A second important result concerns catastrophic forgetting. The authors report that DPPO gives +15.8% over RL in performance gain while showing less drop on unseen datasets, and on MMStar the degradation is 1.9 for DPPO, 5.0 for SFT, and 24.8 for RL (Zhang et al., 20 Nov 2025). This supports the function of replay data 0 and the stabilizing effect of interleaving SFT with RL.
The paper also includes a difficulty-aware sampling ablation. Replacing difficulty-aware sampling with random sampling destabilizes the loop, and by the second RL stage the model collapses to outputting only final answers and loses chain-of-thought capability (Zhang et al., 20 Nov 2025). This result is particularly relevant because it shows that DPPO’s closed-loop data selection is not incidental; it is central to the training dynamics the paper is trying to induce.
Stage-wise effects are reported over three metaloops. Performance generally improves from stage to stage, and the third stage especially benefits chain-of-thought reasoning and generalization even when direct-answer metrics plateau (Zhang et al., 20 Nov 2025). The authors interpret this as deeper refinement rather than simple benchmark overfitting.
The paper presents several limitations, some explicit and some implicit. Rule-based reward engineering remains important because RL depends on carefully designed format and task rewards (Zhang et al., 20 Nov 2025). Teacher and filtering quality also matter, since weakness refinement depends on stronger models, voting, and some human review (Zhang et al., 20 Nov 2025). The empirical demonstration is primarily on benchmarked embodied VLM reasoning tasks rather than a fully closed-loop low-level robotic control stack (Zhang et al., 20 Nov 2025). Evaluation itself remains a challenge because existing benchmarks are imbalanced and often black-box, which complicates claims about broad embodied generality (Zhang et al., 20 Nov 2025). Pelican-VL 1.0 explicitly describes the current system as a “first step” toward a broader self-evolving embodied ecosystem with autonomous DPPO and closed hardware loop integration (Zhang et al., 30 Oct 2025).
A recurrent misconception is that DPPO is merely “RL plus SFT.” The method paper argues against that interpretation by assigning distinct functions to the phases and by formalizing the loop as repeated weakness detection, targeted data construction, and competence consolidation (Zhang et al., 20 Nov 2025).
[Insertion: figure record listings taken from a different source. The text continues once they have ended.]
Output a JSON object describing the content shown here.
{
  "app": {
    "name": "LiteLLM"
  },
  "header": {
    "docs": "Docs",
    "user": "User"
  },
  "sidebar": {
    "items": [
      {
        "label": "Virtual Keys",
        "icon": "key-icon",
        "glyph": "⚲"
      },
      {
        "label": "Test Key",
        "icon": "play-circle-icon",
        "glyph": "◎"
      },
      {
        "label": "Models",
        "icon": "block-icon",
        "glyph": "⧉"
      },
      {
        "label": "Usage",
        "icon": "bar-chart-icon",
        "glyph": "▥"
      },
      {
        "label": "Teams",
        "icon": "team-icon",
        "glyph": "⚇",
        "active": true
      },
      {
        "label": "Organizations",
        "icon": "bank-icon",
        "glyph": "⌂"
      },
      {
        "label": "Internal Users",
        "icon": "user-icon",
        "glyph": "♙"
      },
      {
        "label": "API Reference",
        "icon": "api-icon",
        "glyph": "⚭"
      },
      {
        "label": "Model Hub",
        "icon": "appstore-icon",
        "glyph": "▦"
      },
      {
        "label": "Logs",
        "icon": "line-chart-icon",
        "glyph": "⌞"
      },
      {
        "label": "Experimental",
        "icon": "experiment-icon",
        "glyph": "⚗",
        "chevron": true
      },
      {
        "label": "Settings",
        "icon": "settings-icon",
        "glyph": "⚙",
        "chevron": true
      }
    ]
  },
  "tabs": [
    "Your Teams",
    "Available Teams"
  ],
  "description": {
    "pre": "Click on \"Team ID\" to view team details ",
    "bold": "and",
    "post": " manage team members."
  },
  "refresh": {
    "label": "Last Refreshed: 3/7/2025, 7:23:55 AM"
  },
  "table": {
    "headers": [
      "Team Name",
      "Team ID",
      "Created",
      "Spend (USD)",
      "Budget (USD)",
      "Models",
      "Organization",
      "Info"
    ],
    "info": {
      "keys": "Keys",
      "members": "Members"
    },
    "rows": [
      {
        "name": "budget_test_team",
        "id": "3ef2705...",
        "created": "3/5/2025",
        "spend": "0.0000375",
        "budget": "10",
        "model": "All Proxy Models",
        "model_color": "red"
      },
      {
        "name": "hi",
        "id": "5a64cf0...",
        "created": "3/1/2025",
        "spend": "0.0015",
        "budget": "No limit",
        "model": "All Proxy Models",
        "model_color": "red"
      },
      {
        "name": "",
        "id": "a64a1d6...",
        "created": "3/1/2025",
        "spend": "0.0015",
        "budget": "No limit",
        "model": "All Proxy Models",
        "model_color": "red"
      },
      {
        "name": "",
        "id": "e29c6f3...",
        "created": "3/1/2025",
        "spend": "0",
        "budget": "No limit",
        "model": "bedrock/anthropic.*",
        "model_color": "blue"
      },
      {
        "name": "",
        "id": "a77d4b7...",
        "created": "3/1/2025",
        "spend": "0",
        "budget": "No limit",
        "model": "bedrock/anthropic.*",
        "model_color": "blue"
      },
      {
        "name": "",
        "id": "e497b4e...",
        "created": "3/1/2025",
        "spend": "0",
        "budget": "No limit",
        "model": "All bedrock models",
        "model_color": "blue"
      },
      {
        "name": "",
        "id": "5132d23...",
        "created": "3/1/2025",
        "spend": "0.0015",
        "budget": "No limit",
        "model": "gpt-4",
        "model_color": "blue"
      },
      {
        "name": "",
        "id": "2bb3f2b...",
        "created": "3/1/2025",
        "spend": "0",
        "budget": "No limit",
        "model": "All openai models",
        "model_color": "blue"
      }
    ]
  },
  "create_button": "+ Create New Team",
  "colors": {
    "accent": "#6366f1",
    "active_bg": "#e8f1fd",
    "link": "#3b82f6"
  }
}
Another possible confusion arises from acronym overlap: several later papers use “DPPO” for “Divergence Proximal Policy Optimization,” “Dynamic Pruning Policy Optimization,” or related PPO-family variants in other domains, but those are separate methods and not part of Deliberate Practice Policy Optimization (Qi et al., 4 Feb 2026, Zhu et al., 4 Mar 2026).
DPPO is therefore best understood as a deliberate-practice post-training framework for embodied VLMs. Its novelty lies not in a single optimizer, but in a closed-loop training design that operationalizes weakness discovery through RL and weakness repair through SFT under a unified preference-learning interpretation (Zhang et al., 20 Nov 2025). In the Pelican-VL instantiation, this design is presented as a systematic response to embodied data scarcity and algorithmic inefficiency, and the reported results suggest that the alternation can substantially improve both capability and retention at open-source scale (Zhang et al., 20 Nov 2025, Zhang et al., 30 Oct 2025).